In the United States, much of the conversation around faith is dominated by conservative voices, voices that often argue for policies that restrict the rights of people in our communities. Through Progressive Voices of Faith, Pacific School of Religion (PSR) seeks to amplify the faith-based perspectives of progressives on politically and culturally relevant issues.
In September we asked PSR alumnx, faculty, and students about reproductive rights in the wake of the Supreme Court’s reversal of Roe v. Wade.
In their responses, the PSR community was united in opposing the court’s decision. Rev. Joelle Henneman summed up the consensus by calling the decision a, “tragic restriction of bodily autonomy and human rights.”
Assistant Professor of Pastoral Care, Spirituality, and Political Theology, Leonard McMahon lamented the decision as, “yet another instance of the combatative, zero-sum game nature of our current politics.” And warned that it may be, “the first in a series of backsliding efforts to undo the social progress of the last half-century.”
Rev. Loey Powell, a PSR alumnx and one of the first out lesbians ordained in a mainline denomination laid some of the blame on progressives. “Did we look away after Roe and not notice the slow, ongoing organizing of the right? Did we assume all would be well now that SCOTUS decided this? Yes, we often did, and we often failed to sustain an intersectional approach to organizing around reproductive justice with communities across all identities whose own lives would be most impacted by a lack of full access to maternal health, abortion, and economic stability.”
However, Powell also sees hope in the aftermath adding, “I am encouraged by the voices of many who are now organizing and protesting the Dobbs decision and who are getting people to register to vote and be engaged.”
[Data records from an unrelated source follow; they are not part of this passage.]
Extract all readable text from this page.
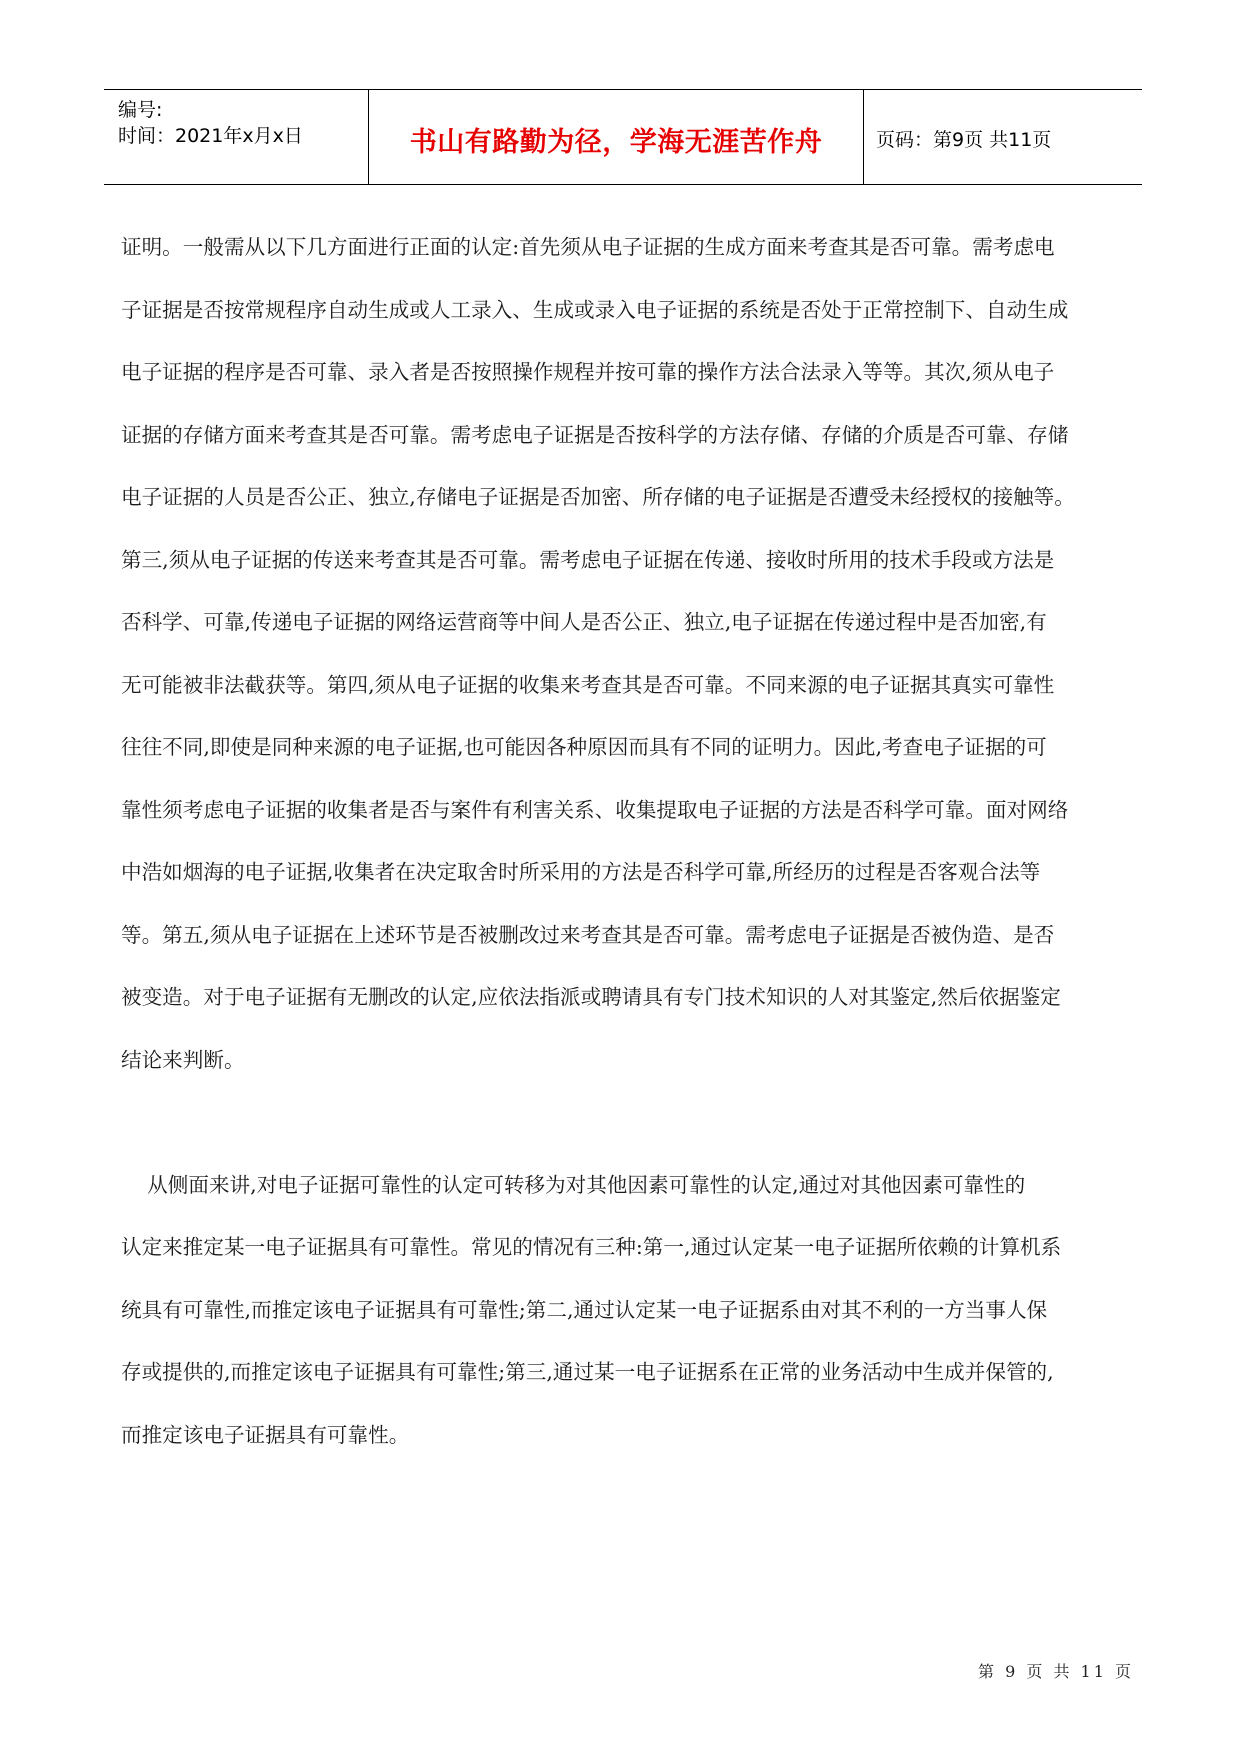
编号:
时间：2021年x月x日	书山有路勤为径，学海无涯苦作舟	页码：第9页 共11页
证明。一般需从以下几方面进行正面的认定:首先须从电子证据的生成方面来考查其是否可靠。需考虑电
子证据是否按常规程序自动生成或人工录入、生成或录入电子证据的系统是否处于正常控制下、自动生成
电子证据的程序是否可靠、录入者是否按照操作规程并按可靠的操作方法合法录入等等。其次,须从电子
证据的存储方面来考查其是否可靠。需考虑电子证据是否按科学的方法存储、存储的介质是否可靠、存储
电子证据的人员是否公正、独立,存储电子证据是否加密、所存储的电子证据是否遭受未经授权的接触等。
第三,须从电子证据的传送来考查其是否可靠。需考虑电子证据在传递、接收时所用的技术手段或方法是
否科学、可靠,传递电子证据的网络运营商等中间人是否公正、独立,电子证据在传递过程中是否加密,有
无可能被非法截获等。第四,须从电子证据的收集来考查其是否可靠。不同来源的电子证据其真实可靠性
往往不同,即使是同种来源的电子证据,也可能因各种原因而具有不同的证明力。因此,考查电子证据的可
靠性须考虑电子证据的收集者是否与案件有利害关系、收集提取电子证据的方法是否科学可靠。面对网络
中浩如烟海的电子证据,收集者在决定取舍时所采用的方法是否科学可靠,所经历的过程是否客观合法等
等。第五,须从电子证据在上述环节是否被删改过来考查其是否可靠。需考虑电子证据是否被伪造、是否
被变造。对于电子证据有无删改的认定,应依法指派或聘请具有专门技术知识的人对其鉴定,然后依据鉴定
结论来判断。
从侧面来讲,对电子证据可靠性的认定可转移为对其他因素可靠性的认定,通过对其他因素可靠性的
认定来推定某一电子证据具有可靠性。常见的情况有三种:第一,通过认定某一电子证据所依赖的计算机系
统具有可靠性,而推定该电子证据具有可靠性;第二,通过认定某一电子证据系由对其不利的一方当事人保
存或提供的,而推定该电子证据具有可靠性;第三,通过某一电子证据系在正常的业务活动中生成并保管的,
而推定该电子证据具有可靠性。
第 9 页 共 11 页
While many agreed that the decision has energized their progressive communities to political action, current MDiv student Chynaah Maryoung-Cooke, reminded us that while we work towards change people’s lives are being impacted right now, “In BIPOC communities [the decision] has been devastating.”
While views on when life begins were split among respondents with 25% saying ‘at conception,’ 37% choosing, ‘when the fetus can survive outside the womb,’ and an equal percentage saying, ‘at birth,’ 100% of respondents agreed that everyone has the right to make their own healthcare decisions, including abortion.
Alumnx Rev. Debra W. Halfner took issue with the question itself saying, “This question concerns me. We can hold differing positions about when a human life begins while still agreeing that the mother’s life has precedence.”
Elizabeth Preston, a current PSR student, suggested the wrong issues are being debated when we discuss reproductive justice. “I don’t think that the debate about when life begins is appropriate for the political arena. I would like to see every state within the USA do a better job taking care of foster children as well as increase addiction treatment and improve access to mental health care.”
Alumnx Rev. Christine Haider-Winnett, founder of Via Sophia Ministry, an inclusive Catholic Ministry, summed up the view of many by saying, “To think that you’d know better than someone else what they can handle, what they need, what they should do at such an intensely personal moment is among the absolute worse ways to play God.”
“No one is telling you to feel comfortable with abortion. What I am telling you is that your discomfort is your own personal business, and you need to keep it to yourself. Because other peoples’ healthcare is always THEIR personal business. And making sure everyone has the freedom to make their own medical decisions should be everyone’s business.”